GatedDeltaUpdate¶

Gated Delta Network recurrence — a linear-complexity alternative to softmax attention for sequence modeling. Used in modern efficient attention mechanisms like Delta Networks (Qwen3-Next) and other recurrent-style transformers. Use this op when your model implements a state-space or linear recurrence layer that you want preserved as a single composite op in the lowered IR. The state tensor S is a key-value memory matrix that accumulates over timesteps; initial_state lets you pass a cached state for autoregressive generation or chunked processing.
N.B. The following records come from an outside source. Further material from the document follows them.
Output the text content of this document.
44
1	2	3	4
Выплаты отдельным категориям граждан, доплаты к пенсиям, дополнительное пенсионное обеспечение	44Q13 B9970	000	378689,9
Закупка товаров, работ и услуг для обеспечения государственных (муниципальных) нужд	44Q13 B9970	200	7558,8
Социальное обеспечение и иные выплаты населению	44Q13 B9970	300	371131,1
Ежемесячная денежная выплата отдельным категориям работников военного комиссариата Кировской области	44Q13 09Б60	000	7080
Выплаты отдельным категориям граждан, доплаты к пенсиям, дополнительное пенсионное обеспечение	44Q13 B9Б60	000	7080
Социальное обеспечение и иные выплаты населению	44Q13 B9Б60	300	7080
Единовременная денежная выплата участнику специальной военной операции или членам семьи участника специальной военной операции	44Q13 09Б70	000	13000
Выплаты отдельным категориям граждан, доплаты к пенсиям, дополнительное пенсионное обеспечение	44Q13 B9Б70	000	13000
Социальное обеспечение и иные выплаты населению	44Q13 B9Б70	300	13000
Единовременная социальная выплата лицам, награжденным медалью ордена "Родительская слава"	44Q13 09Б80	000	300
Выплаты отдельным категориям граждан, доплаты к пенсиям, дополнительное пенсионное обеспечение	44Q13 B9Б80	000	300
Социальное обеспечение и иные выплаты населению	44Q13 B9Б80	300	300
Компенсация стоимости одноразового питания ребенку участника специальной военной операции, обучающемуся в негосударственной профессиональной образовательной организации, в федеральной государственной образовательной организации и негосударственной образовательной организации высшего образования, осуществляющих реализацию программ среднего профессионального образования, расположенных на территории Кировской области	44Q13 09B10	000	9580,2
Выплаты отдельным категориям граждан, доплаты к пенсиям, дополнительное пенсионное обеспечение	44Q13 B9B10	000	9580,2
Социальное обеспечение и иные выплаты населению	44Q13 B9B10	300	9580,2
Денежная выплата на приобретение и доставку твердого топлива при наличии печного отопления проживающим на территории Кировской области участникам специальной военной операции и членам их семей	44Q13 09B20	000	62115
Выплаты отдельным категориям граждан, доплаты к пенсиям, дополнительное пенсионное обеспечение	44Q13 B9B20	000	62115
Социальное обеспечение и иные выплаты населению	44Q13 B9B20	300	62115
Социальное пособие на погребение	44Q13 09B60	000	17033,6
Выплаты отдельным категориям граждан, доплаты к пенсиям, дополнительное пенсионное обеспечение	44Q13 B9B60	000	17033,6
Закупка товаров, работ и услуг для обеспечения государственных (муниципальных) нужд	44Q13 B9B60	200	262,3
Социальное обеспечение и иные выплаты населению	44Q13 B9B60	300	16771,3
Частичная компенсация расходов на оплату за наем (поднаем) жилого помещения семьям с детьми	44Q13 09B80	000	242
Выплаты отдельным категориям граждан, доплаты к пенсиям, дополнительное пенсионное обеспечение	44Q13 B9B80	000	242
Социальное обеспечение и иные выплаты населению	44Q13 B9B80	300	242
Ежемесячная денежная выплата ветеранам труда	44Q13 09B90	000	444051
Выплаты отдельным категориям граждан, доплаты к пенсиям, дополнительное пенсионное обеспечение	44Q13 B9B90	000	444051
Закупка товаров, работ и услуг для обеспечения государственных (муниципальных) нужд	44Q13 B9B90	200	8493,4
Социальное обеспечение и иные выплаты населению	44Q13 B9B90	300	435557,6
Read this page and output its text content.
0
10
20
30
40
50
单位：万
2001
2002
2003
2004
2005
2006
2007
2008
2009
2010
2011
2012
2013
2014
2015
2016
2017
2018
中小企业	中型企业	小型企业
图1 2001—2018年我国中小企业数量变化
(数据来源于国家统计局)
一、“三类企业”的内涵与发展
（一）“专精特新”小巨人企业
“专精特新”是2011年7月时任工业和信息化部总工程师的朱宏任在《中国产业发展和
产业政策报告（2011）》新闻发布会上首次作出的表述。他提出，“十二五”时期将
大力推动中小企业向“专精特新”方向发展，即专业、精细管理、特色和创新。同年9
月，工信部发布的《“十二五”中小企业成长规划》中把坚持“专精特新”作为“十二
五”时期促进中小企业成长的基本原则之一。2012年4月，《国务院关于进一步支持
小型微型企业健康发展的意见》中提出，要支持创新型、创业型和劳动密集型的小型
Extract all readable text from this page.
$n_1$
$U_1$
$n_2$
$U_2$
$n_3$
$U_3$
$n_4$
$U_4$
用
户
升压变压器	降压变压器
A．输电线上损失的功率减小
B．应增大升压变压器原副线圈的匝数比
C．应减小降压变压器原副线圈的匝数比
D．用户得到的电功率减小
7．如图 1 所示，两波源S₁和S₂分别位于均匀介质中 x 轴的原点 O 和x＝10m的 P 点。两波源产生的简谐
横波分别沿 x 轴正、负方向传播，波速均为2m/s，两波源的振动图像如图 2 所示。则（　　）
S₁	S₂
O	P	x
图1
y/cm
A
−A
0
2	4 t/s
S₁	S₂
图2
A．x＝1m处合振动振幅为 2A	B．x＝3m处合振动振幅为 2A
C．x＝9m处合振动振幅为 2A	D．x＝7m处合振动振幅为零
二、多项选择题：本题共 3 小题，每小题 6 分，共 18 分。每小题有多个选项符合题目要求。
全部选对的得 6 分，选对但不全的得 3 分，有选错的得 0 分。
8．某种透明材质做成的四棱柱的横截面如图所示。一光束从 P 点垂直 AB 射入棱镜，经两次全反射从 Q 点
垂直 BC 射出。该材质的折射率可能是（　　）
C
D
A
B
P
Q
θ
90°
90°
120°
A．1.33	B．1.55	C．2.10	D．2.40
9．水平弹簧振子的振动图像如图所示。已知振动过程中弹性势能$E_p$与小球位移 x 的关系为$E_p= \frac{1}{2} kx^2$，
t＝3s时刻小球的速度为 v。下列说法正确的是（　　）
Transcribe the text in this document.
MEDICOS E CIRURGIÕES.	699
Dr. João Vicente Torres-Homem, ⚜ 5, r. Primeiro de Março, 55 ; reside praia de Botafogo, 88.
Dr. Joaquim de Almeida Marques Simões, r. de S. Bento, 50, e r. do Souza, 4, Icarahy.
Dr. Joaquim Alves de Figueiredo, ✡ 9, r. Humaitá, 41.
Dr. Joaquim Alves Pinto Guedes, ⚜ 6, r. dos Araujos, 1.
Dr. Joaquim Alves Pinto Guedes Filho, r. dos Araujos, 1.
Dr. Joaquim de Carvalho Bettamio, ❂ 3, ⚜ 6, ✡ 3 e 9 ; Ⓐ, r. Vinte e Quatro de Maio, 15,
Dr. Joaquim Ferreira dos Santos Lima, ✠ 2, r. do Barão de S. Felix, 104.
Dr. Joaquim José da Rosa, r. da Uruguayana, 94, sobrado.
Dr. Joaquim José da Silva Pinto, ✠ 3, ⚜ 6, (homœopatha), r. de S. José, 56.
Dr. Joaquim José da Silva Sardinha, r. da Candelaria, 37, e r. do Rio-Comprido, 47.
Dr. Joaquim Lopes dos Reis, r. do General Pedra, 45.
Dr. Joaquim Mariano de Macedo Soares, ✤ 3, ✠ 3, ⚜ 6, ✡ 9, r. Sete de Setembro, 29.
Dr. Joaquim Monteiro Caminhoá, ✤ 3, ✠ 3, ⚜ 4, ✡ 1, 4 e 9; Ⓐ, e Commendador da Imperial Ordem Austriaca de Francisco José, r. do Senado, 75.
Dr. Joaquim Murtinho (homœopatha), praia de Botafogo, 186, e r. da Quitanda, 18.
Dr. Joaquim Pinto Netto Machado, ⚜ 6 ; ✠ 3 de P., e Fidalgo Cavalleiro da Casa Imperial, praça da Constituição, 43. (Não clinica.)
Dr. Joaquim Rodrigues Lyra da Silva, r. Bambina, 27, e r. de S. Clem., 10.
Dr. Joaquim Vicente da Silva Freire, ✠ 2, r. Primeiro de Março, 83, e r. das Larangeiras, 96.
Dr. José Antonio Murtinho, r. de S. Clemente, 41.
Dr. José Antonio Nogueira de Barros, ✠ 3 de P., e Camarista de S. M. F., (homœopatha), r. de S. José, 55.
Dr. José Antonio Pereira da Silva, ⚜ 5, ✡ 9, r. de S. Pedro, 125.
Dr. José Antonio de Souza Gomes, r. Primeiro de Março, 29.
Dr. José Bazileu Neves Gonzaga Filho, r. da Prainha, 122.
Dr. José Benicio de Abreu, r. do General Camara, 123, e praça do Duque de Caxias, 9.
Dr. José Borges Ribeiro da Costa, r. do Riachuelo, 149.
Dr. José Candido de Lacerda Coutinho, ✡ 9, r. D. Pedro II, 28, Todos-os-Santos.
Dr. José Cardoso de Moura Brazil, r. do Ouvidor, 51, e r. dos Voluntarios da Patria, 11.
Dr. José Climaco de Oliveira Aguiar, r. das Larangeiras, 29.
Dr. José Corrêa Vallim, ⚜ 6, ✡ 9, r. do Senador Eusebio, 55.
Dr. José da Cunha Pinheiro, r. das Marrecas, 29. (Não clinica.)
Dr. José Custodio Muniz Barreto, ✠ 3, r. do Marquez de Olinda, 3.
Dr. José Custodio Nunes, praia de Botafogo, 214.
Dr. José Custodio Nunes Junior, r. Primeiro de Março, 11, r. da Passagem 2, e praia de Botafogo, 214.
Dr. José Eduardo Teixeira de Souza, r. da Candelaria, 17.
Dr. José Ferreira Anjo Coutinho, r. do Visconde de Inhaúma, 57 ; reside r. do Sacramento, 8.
\[S_t = g_t \odot S_{t-1} + \beta_t \, k_t^\top \bigl(v_t - S_{t-1} k_t\bigr)\]

Dimension variables¶

Symbol	Meaning
`B`	Batch size
`S`	Sequence length
`N_kq_heads`	Number of attention heads for query and key (note: Q and K have the same head count, unlike SDPA)
`N_v_heads`	Number of attention heads for value
`D_k`	Per-head dim for query / key
`D_v`	Per-head dim for value / output

Constructor¶

GatedDeltaUpdate(use_qk_l2_norm=True)

Parameter	Type	Default	Description
`use_qk_l2_norm`	`bool`	`True`	Whether to apply L2 normalization to query and key before the delta update.

Forward¶

def forward(
    self,
    query: torch.Tensor,          # [B, N_kq_heads, S, D_k]
    key: torch.Tensor,            # [B, N_kq_heads, S, D_k]
    value: torch.Tensor,          # [B, N_v_heads, S, D_v]
    g: torch.Tensor,              # [B, N_v_heads, S]
    beta: torch.Tensor,           # [B, N_v_heads, S]
    initial_state: torch.Tensor,  # [B, N_v_heads, D_k, D_v]
) -> tuple[torch.Tensor, torch.Tensor]

Argument	Description
`query`	Queries.
`key`	Keys. Same head count as `query`.
`value`	Values. May have a different head count than `query` / `key` (`N_v_heads` is typically a multiple of `N_kq_heads`).
`g`	Gate / decay factors. Should be negative (the op applies `exp` internally; `exp(g)` ends up in `[0, 1]`).
`beta`	Update strength factors, typically in `[0, 1]` (often the output of a sigmoid).
`initial_state`	Recurrent state from prior sequence — pass zeros for a fresh sequence.

Returns (output, final_state):

Return value	Shape	Description
`output`	`[B, S, N_v_heads, D_v]`	Per-timestep retrieval outputs. Same dtype as input.
`final_state`	`[B, N_v_heads, D_k, D_v]`	State matrix after processing all `S` timesteps. Same dtype as input.

ExternalizeSpec¶

ExternalizeSpec(
    target_class=GatedDeltaUpdate,
    composite_op_name="gated_delta_update",
    composite_attrs=["use_qk_l2_norm"],
)

Data types¶

fp32, fp16, bf16 for all tensor inputs and outputs.

Constraints¶

All input tensors must have compatible (promotable) dtypes; the output dtype matches the promoted input dtype.
g should be negative — the op applies exp internally and exp(g) must lie in [0, 1] for the decay to behave correctly.
beta is typically in [0, 1] (often the output of a sigmoid).

L2 normalization flag¶

When use_qk_l2_norm=True (default), the op applies L2 normalization to query and key before the recurrence. Set it to False if your model already L2-normalizes Q/K externally.